As 2015 rolls in, a little bit of luck is often what people are looking for with whatever might be their New Year traditions, and that is true in Costa Rica, too.

Eating twelve grapes at the stroke of midnight is a New Year tradition that has passed from Spain into the land of Pura Vida. Lentils and Garbanzos are often considered to be somewhat like the shape of money, and so they are carried or consumed on New Year’s Day in hopes that they will yield prosperity in the New Year. This tradition has been passed along, most likely, by Italian immigrants. All the hopes, wishes and prayers that are pressed into the varying traditions associated with New Year’s Eve and Day seem to emanate from a similar place; the desire to find oneself progressing in life.

New Year’s traditions are indeed for the optimist. A kiss at midnight means that you’ll find love in the New Year, or keep it secure if already possessed. A little bit of the bubbly symbolizes the end of the past years transgressions bubbling to the top of the glass, and then popping and floating off like so much air escaping, dispersing and, most importantly, disappearing in the wind. Sky lanterns, or as they are called in Costa Rica “Desire Balloons,” are sent into the sky, and fire crackers explode at the witching hour.

Fire crackers and sky lanterns have been co-opted from Asia, and the fireworks tradition was believed to scare away the monster Nian年 who had the head of a lion and the body of a bull. The monster would come into the village at the end of winter when food was scarce, so the village people would set off fireworks to frighten the monster away. And, while all these traditions are geared towards the same principle idea, they have stood the test of time.

Costa Rica has, indeed, adopted some of these New Year traditions, but there are still some that can be considered peculiar to this land. Wearing yellow on New Year’s Day appears to be something unique to Costa Rica. The Chinese wear red through-out the Chinese New Year, but that isn’t even scheduled around the Gregorian calendar. Ticas place Santa Lucia flowers in their wallets to bring love, health and money in the New Year. Some folks even run around the block with a suitcase full of clothes in hopes of traveling more.

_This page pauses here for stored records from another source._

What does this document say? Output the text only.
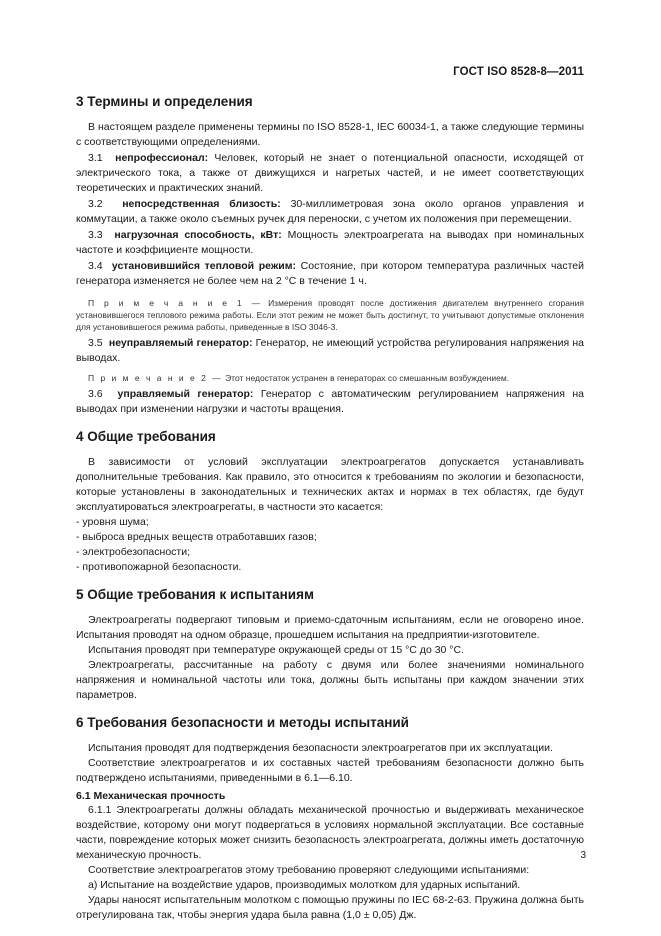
ГОСТ ISO 8528-8—2011
3 Термины и определения

В настоящем разделе применены термины по ISO 8528-1, IEC 60034-1, а также следующие термины с соответствующими определениями.

3.1 непрофессионал: Человек, который не знает о потенциальной опасности, исходящей от электрического тока, а также от движущихся и нагретых частей, и не имеет соответствующих теоретических и практических знаний.

3.2 непосредственная близость: 30-миллиметровая зона около органов управления и коммутации, а также около съемных ручек для переноски, с учетом их положения при перемещении.

3.3 нагрузочная способность, кВт: Мощность электроагрегата на выводах при номинальных частоте и коэффициенте мощности.

3.4 установившийся тепловой режим: Состояние, при котором температура различных частей генератора изменяется не более чем на 2 °С в течение 1 ч.

П р и м е ч а н и е 1 — Измерения проводят после достижения двигателем внутреннего сгорания установившегося теплового режима работы. Если этот режим не может быть достигнут, то учитывают допустимые отклонения для установившегося режима работы, приведенные в ISO 3046-3.

3.5 неуправляемый генератор: Генератор, не имеющий устройства регулирования напряжения на выводах.

П р и м е ч а н и е 2 — Этот недостаток устранен в генераторах со смешанным возбуждением.

3.6 управляемый генератор: Генератор с автоматическим регулированием напряжения на выводах при изменении нагрузки и частоты вращения.

4 Общие требования

В зависимости от условий эксплуатации электроагрегатов допускается устанавливать дополнительные требования. Как правило, это относится к требованиям по экологии и безопасности, которые установлены в законодательных и технических актах и нормах в тех областях, где будут эксплуатироваться электроагрегаты, в частности это касается:

- уровня шума;

- выброса вредных веществ отработавших газов;

- электробезопасности;

- противопожарной безопасности.

5 Общие требования к испытаниям

Электроагрегаты подвергают типовым и приемо-сдаточным испытаниям, если не оговорено иное. Испытания проводят на одном образце, прошедшем испытания на предприятии-изготовителе.

Испытания проводят при температуре окружающей среды от 15 °С до 30 °С.

Электроагрегаты, рассчитанные на работу с двумя или более значениями номинального напряжения и номинальной частоты или тока, должны быть испытаны при каждом значении этих параметров.

6 Требования безопасности и методы испытаний

Испытания проводят для подтверждения безопасности электроагрегатов при их эксплуатации.

Соответствие электроагрегатов и их составных частей требованиям безопасности должно быть подтверждено испытаниями, приведенными в 6.1—6.10.

6.1 Механическая прочность

6.1.1 Электроагрегаты должны обладать механической прочностью и выдерживать механическое воздействие, которому они могут подвергаться в условиях нормальной эксплуатации. Все составные части, повреждение которых может снизить безопасность электроагрегата, должны иметь достаточную механическую прочность.

Соответствие электроагрегатов этому требованию проверяют следующими испытаниями:

а) Испытание на воздействие ударов, производимых молотком для ударных испытаний.

Удары наносят испытательным молотком с помощью пружины по IEC 68-2-63. Пружина должна быть отрегулирована так, чтобы энергия удара была равна (1,0 ± 0,05) Дж.

3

All the traditions seem to spring from one place or another, and carry with them a sense of the innate smallness of our existence. The unavoidable reality that there are indeed many things beyond our control, and that surrendering our fears and wishes to a higher authority is the only practical thing to do. To deny them would be a fallacy. Whatever your preferred method, good luck and god bless you and yours in this New Year.